For all these reasons, China is committed to regulatory control of artificial intelligence that does not hinder its development.
In Japan, on the other hand, they don’t seem particularly concerned about the need to regulate Artificial Intelligence.
Instead, they trust that their tradition of partnership between the state, companies, workers and users will prevent the worst of the problems caused by artificial intelligence. At the moment he focuses his policies on the development of Society 5.0.
Perhaps the most advanced country from a regulatory point of view is Canada. There, for two years, every artificial intelligence system used in the public sector must undergo an impact analysis that estimates its risks.
For the private sector, the Canadian legislature is now discussing a similar (though more simplified) standard than the European one. A similar process was launched in Brazil last year. Though it seemed to have lost momentum, now it can be saved after the elections.
Australia to India
Other countries from Mexico to Australia, passing through Singapore and India, are waiting.

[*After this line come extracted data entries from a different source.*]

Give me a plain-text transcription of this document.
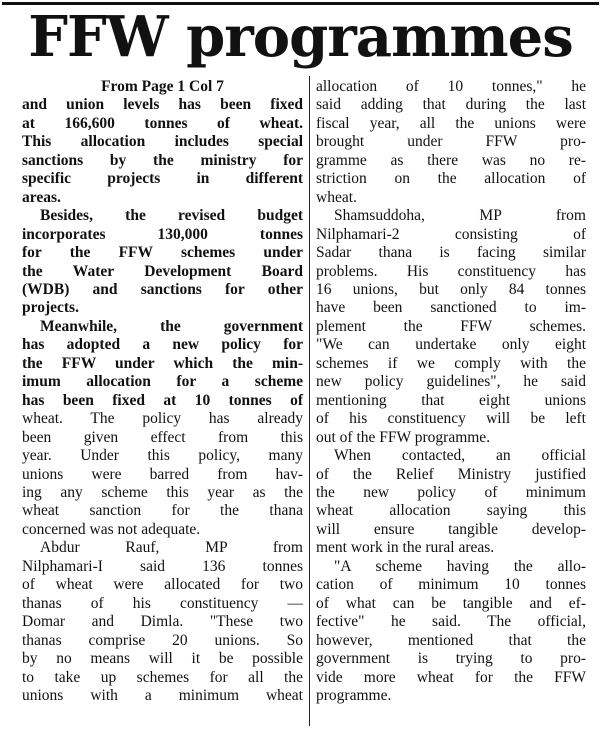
FFW programmes
From Page 1 Col 7
and union levels has been fixed
at 166,600 tonnes of wheat.
This allocation includes special
sanctions by the ministry for
specific projects in different
areas.
Besides, the revised budget
incorporates 130,000 tonnes
for the FFW schemes under
the Water Development Board
(WDB) and sanctions for other
projects.
Meanwhile, the government
has adopted a new policy for
the FFW under which the min-
imum allocation for a scheme
has been fixed at 10 tonnes of
wheat. The policy has already
been given effect from this
year. Under this policy, many
unions were barred from hav-
ing any scheme this year as the
wheat sanction for the thana
concerned was not adequate.
Abdur Rauf, MP from
Nilphamari-I said 136 tonnes
of wheat were allocated for two
thanas of his constituency —
Domar and Dimla. "These two
thanas comprise 20 unions. So
by no means will it be possible
to take up schemes for all the
unions with a minimum wheat
allocation of 10 tonnes," he
said adding that during the last
fiscal year, all the unions were
brought under FFW pro-
gramme as there was no re-
striction on the allocation of
wheat.
Shamsuddoha, MP from
Nilphamari-2 consisting of
Sadar thana is facing similar
problems. His constituency has
16 unions, but only 84 tonnes
have been sanctioned to im-
plement the FFW schemes.
"We can undertake only eight
schemes if we comply with the
new policy guidelines", he said
mentioning that eight unions
of his constituency will be left
out of the FFW programme.
When contacted, an official
of the Relief Ministry justified
the new policy of minimum
wheat allocation saying this
will ensure tangible develop-
ment work in the rural areas.
"A scheme having the allo-
cation of minimum 10 tonnes
of what can be tangible and ef-
fective" he said. The official,
however, mentioned that the
government is trying to pro-
vide more wheat for the FFW
programme.
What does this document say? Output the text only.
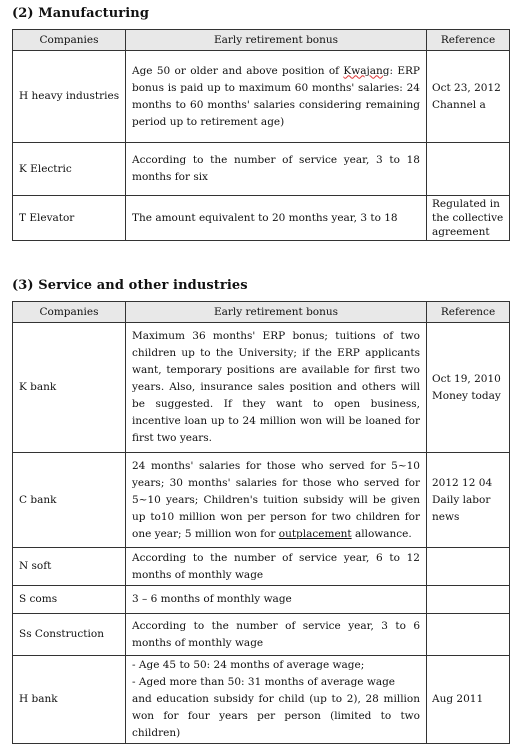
(2) Manufacturing
Companies	Early retirement bonus	Reference
H heavy industries	Age 50 or older and above position of Kwajang: ERP bonus is paid up to maximum 60 months' salaries: 24 months to 60 months' salaries considering remaining period up to retirement age)	Oct 23, 2012 Channel a
K Electric	According to the number of service year, 3 to 18 months for six	
T Elevator	The amount equivalent to 20 months year, 3 to 18	Regulated in the collective agreement
(3) Service and other industries
Companies	Early retirement bonus	Reference
K bank	Maximum 36 months' ERP bonus; tuitions of two children up to the University; if the ERP applicants want, temporary positions are available for first two years. Also, insurance sales position and others will be suggested. If they want to open business, incentive loan up to 24 million won will be loaned for first two years.	Oct 19, 2010 Money today
C bank	24 months' salaries for those who served for 5~10 years; 30 months' salaries for those who served for 5~10 years; Children's tuition subsidy will be given up to10 million won per person for two children for one year; 5 million won for outplacement allowance.	2012 12 04 Daily labor news
N soft	According to the number of service year, 6 to 12 months of monthly wage	
S coms	3 – 6 months of monthly wage	
Ss Construction	According to the number of service year, 3 to 6 months of monthly wage	
H bank	- Age 45 to 50: 24 months of average wage;
- Aged more than 50: 31 months of average wage
and education subsidy for child (up to 2), 28 million won for four years per person (limited to two children)	Aug 2011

These countries are confident that their existing rules can be adapted to prevent the worst damage that artificial intelligence can cause and allow themselves to wait and see what happens with other initiatives.
two parties with different ideologies
Within this legislative diversity, there are two parties being played.
first, among proponents that it is too soon to regulate a disruptive technology – and not well understood – such as artificial intelligence; and who prefer a clear regulatory framework that addresses core problems as well as creates legal certainty for developers and users.
The second game, and perhaps the most interesting, is the competition to be the regulator. really Global scale of artificial intelligence.
The EU’s commitment is clear: first create rules that bind anyone who wants to sell their products on its territory. The success of the General Data Protection Regulation, which is the global reference for technology companies today, encouraged European institutions to follow this model.
Faced with them, China and the United States have chosen to avoid detailed regulations, hoping that their companies can develop without excessive restrictions and that their standards, even voluntary ones, can be passed on to other countries and companies. becomes a reference.
Time plays against Europe in this. The United States will publish the first version of its standards in the coming months. The European Union will not have an applicable law for another two years. Perhaps the cost of an excess of European ambition will be within and outside the continent, making rules that would have already been superseded by other rules when they came into force.